Ainsi, parce qu’elle a cherché et est parvenue à récupérer la plupart des anciens vassaux de l’Union soviétique, l’Otan est bien devenue ce « pur projet politique » dénoncé par Sergueï Lavrov, ministre russe des Affaires étrangères. Voici en effet la quasi-totalité du Vieux Continent implicitement enrégimenté contre une Russie encore et toujours perçue – certainement à tort – comme l’héritière de la défunte U.R.S.S. (« l’idéologie en moins » d’après Pierre Haski, ce qui n’est pas rien !). On peut comprendre que certains pays, membres de l’Union, par ailleurs anciens satellites particulièrement traumatisés par le pouvoir soviétique, se méfient toujours peu ou prou du pouvoir moscovite. Mais, au vu d’une évolution géopolitique aussi rapide que menaçante pour elle, on peut aussi comprendre que la Russie, tout aussi européenne que chacun des pays de l’U.E., poursuive désormais l’objectif légitime de sécurisation de son flanc occidental (Biélorussie et Ukraine) et même méridional (Géorgie).

En demandant, manœuvres militaires à l’appui, des garanties d’ordre sécuritaire et même une sorte de « finlandisation » de l’Ukraine, la Russie nous rappelle d’ailleurs qu’en 1962 les Etats-Unis ont obtenu, par la pression et la menace d’un conflit nucléaire, le retrait des missiles soviétiques braqués sur leur territoire et la neutralisation de fait de Cuba.

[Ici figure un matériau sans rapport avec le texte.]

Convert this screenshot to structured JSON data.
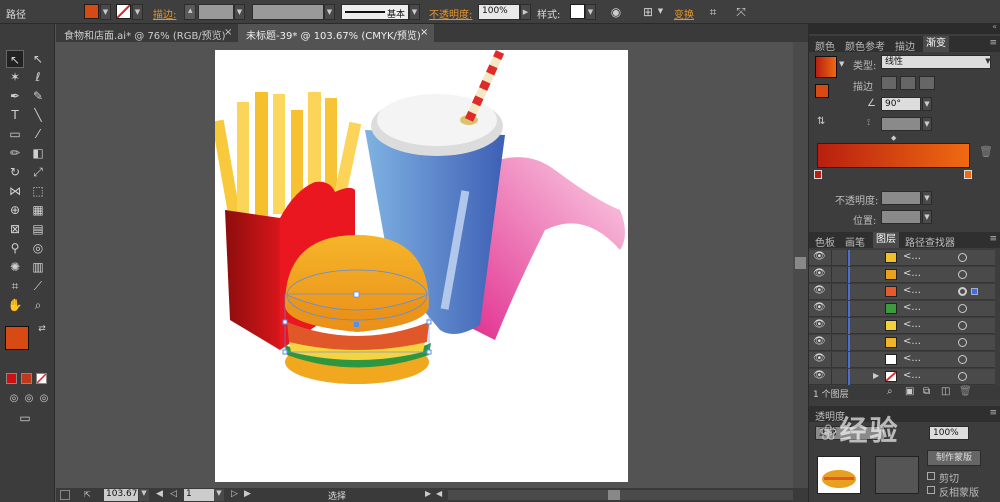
{
  "control_bar": {
    "object_type": "路径",
    "stroke_label": "描边:",
    "stroke_style": "基本",
    "opacity_label": "不透明度:",
    "opacity_value": "100%",
    "style_label": "样式:",
    "transform_label": "变换",
    "fill_color": "#d84a14"
  },
  "doc_tabs": [
    {
      "label": "食物和店面.ai* @ 76% (RGB/预览)"
    },
    {
      "label": "未标题-39* @ 103.67% (CMYK/预览)"
    }
  ],
  "status": {
    "zoom": "103.67",
    "artboard": "1",
    "tool": "选择"
  },
  "gradient_panel": {
    "tabs": [
      "颜色",
      "颜色参考",
      "描边",
      "渐变"
    ],
    "type_label": "类型:",
    "type_value": "线性",
    "stroke_label": "描边",
    "angle_value": "90°",
    "opacity_label": "不透明度:",
    "location_label": "位置:",
    "start_color": "#b81f10",
    "end_color": "#f06a12"
  },
  "layers_panel": {
    "tabs": [
      "色板",
      "画笔",
      "图层",
      "路径查找器"
    ],
    "row_label": "<...",
    "layer_count": "1 个图层",
    "rows": [
      {
        "thumb": "#f2c028"
      },
      {
        "thumb": "#e8a020"
      },
      {
        "thumb": "#e85a2a"
      },
      {
        "thumb": "#3d9a3d"
      },
      {
        "thumb": "#f2d23a"
      },
      {
        "thumb": "#f0b428"
      },
      {
        "thumb": "#ffffff"
      },
      {
        "thumb": "#e23030"
      }
    ]
  },
  "transparency_panel": {
    "title": "透明度",
    "mode": "正常",
    "opacity": "100%",
    "make_mask": "制作蒙版",
    "clip": "剪切",
    "invert": "反相蒙版"
  },
  "watermark": {
    "text": "经验"
  }
}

La Russie a déjà remporté une petite victoire formelle, celle de parler d’égal à égal avec les Etats-Unis – montrant que l’époque pas si lointaine (mars 2014) où le président Obama la traitait avec arrogance de « puissance régionale » est sans doute révolue. Son action s’inscrit dans une logique purement défensive, celle de l’Otan depuis vingt-cinq ans dans une logique manifestement offensive. Il est encore temps de calmer le jeu. A défaut, rien n’interdit de penser que tout peut dégénérer très vite.